In spite of her evident invalidism, one could but wonder why she made 
so little effort to help herself. She sat droopingly on the rock, gazing 
from her foot to the far lavender line of the mesas. A tiny, impotent 
atom of life, she sat as if the eternal why which the desert hurls at one 
overwhelmed her, deprived her of hope, almost of sensation. There was 
something of nobility in the steadiness with which she gazed at the 
melting distances, something of pathos in her evident resignation, to 
her own helplessness and weakness.
The girl was quite unconscious of the fact that a young man was 
tramping up the desert behind her. He, however, had spied the white 
gown long before Rhoda had sunk to the rock and had laid his course 
directly for her. He was a tall fellow, standing well over six feet and he 
swung through the heavy sand with an easy stride that covered distance 
with astonishing rapidity. As he drew near enough to perceive Rhoda's 
yellow head bent above her injured foot, he quickened his pace, swung 
round the yucca thicket and pulled off his soft felt hat. 
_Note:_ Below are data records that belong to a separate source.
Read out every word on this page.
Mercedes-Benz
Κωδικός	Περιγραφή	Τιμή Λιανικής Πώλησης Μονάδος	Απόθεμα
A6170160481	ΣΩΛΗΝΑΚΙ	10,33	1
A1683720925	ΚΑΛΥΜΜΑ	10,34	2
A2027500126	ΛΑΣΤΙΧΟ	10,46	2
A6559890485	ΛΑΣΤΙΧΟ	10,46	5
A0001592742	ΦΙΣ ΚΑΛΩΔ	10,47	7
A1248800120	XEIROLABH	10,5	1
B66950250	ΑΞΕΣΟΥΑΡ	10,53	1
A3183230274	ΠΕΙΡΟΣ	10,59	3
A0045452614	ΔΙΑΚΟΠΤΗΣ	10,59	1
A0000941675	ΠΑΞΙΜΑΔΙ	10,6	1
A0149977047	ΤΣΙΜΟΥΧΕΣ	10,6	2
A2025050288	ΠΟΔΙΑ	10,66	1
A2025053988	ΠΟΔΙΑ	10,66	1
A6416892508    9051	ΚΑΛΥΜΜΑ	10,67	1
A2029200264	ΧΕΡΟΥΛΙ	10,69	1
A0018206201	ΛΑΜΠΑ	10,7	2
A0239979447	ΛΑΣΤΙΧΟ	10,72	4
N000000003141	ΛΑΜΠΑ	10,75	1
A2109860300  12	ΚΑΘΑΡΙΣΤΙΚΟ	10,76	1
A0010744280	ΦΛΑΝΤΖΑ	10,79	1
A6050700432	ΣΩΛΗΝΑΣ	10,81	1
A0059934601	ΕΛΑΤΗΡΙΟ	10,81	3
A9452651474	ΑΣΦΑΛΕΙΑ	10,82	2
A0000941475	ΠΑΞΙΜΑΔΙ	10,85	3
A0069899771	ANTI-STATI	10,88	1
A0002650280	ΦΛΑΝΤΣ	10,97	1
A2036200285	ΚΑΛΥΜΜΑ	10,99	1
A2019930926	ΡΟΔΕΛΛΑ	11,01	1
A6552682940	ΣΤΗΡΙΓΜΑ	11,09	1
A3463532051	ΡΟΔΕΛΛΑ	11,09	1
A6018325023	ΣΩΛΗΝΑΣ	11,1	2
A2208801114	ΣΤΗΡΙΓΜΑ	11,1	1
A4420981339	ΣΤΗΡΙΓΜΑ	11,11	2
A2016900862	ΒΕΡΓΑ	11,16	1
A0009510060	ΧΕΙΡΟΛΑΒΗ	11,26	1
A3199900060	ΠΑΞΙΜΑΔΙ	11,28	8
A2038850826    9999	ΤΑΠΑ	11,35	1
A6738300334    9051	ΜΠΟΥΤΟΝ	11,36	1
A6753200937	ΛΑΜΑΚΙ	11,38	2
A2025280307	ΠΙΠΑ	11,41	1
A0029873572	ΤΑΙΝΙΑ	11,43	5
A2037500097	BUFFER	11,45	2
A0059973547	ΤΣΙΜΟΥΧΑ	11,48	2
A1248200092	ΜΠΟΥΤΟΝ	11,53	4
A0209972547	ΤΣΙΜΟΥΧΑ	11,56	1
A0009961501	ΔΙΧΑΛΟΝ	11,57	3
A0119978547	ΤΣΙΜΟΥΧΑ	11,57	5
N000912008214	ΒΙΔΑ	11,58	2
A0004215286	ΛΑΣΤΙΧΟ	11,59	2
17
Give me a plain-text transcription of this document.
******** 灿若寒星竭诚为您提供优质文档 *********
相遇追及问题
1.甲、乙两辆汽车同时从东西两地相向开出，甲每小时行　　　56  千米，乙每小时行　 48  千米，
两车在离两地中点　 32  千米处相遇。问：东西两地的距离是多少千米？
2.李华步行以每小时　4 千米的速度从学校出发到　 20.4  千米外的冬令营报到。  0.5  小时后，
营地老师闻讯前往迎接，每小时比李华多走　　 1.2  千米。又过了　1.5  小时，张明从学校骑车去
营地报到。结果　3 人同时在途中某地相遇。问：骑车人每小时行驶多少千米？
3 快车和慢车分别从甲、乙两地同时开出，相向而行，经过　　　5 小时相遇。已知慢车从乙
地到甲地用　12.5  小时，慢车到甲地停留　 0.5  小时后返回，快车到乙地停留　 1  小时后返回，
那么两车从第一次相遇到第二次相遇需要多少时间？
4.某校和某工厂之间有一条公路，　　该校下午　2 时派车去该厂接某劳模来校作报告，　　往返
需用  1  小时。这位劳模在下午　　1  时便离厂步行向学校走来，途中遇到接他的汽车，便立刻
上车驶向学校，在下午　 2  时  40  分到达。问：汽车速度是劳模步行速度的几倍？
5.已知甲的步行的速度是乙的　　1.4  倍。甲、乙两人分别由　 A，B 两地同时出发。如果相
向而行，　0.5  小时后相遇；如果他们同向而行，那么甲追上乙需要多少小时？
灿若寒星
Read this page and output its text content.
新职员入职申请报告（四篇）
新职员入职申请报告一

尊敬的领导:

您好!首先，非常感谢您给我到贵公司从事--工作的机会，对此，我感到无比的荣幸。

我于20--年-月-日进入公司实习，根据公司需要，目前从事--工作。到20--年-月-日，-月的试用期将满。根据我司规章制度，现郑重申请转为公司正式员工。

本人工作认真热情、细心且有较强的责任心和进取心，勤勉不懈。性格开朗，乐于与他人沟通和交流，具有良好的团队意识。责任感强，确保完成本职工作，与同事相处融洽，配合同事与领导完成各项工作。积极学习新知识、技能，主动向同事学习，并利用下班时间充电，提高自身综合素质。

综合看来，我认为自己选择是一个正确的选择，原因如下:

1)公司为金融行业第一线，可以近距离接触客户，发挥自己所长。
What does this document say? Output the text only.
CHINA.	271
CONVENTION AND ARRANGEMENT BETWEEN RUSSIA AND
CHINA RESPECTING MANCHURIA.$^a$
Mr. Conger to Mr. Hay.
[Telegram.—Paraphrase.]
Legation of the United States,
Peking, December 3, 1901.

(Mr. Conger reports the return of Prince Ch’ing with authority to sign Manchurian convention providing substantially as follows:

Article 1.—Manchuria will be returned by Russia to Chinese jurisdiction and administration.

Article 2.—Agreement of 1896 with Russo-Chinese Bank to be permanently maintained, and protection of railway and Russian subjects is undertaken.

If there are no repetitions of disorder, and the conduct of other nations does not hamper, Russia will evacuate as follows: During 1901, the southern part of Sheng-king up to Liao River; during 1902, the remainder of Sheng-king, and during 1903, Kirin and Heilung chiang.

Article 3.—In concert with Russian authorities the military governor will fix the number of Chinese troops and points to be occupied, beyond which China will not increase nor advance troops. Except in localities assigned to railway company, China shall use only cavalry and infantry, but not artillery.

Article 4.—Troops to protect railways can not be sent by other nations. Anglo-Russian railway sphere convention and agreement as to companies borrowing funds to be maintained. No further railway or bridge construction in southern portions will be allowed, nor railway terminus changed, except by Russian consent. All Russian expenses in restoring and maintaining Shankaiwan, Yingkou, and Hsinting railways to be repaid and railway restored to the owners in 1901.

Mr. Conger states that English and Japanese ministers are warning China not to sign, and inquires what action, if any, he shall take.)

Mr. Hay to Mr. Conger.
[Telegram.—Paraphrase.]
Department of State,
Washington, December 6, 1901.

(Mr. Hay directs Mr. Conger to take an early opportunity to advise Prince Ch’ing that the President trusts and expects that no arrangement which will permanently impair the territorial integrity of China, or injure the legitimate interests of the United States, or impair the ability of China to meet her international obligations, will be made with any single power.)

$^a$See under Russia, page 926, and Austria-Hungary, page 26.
"Good-morning!" he said. "What's the matter?" 
Rhoda started, hastily covered her foot, and looked up at the tall 
khaki-clad figure. She never had seen the young man before, but the 
desert is not formal. 
"A thing like a little crayfish bit my foot," she answered; "and you don't 
know how it hurts!" 
"Ah, but I do!" exclaimed the young man. "A scorpion sting! Let me 
see it!" 
Rhoda flushed. 
"Oh, never mind that!" she said. "But if you will go to the Newman 
ranch-house for me and ask them to send the buckboard I'll be very 
grateful. I--I feel dizzy, you know." 
"Gee whiz!" exclaimed the young man. "There's no time for me to run 
about the desert if you have a scorpion sting in your foot!" 
"Is a scorpion sting dangerous?" asked Rhoda. Then she added, 
languidly, "Not that I mind if it is!" 
The young man gave her a curious glance. Then he pulled a small case 
from his pocket, knelt in the sand and lifted Rhoda's foot in one slender, 
strong, brown hand. The instep already was badly swollen.